By the way, an incident showing the singular independence of Gen. Grant happened on Saturday. When the President was taking his afternoon stroll down Pennsylvania Avenue, he met Miss Anthony and Miss Couzins. Instead of bowing and passing on, as most any one of the high dignitaries occupying official position would have done, he stopped, shook hands, and entered into conversation with them. The chief justiceship being the absorbing subject of interest, Miss Couzins suggested the name of Elizabeth Cady Stanton, since he seemed to have so much trouble in getting a man to suit. The President pleasantly replied he would not subject any woman to the ordeal of such an examination as she would be subjected to over Sunday, if the announcement of the nomination to that office were made.
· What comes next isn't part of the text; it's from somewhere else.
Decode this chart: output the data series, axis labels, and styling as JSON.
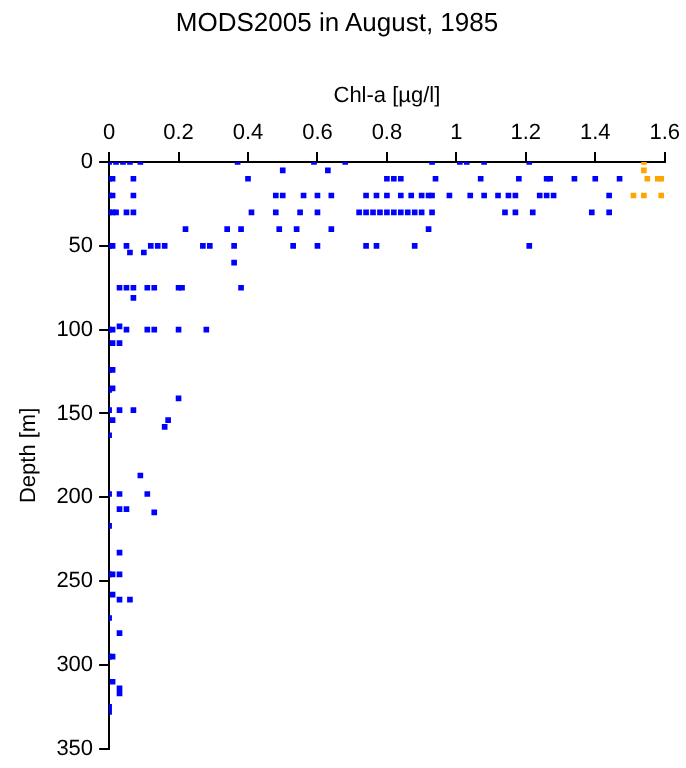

Miss Anthony said if he would only nominate Henry R. Selden, her counsel, the man who had brains and courage enough to defend her for voting for him, the country would at once recognize it as the best possible thing that could be done. The group, as they stood there on the avenue, the President of the United States with a pleased and animated face, and Miss Anthony, whom everybody knows and respects, even although they don't believe in suffrage for women, and the strikingly handsome young lawyer from St. Louis, in animated conversation over the Chief Justiceship, was the object of attraction of all passing by. If some fortunate photographer could have taken the picture his fortune would have been secured beyond doubt.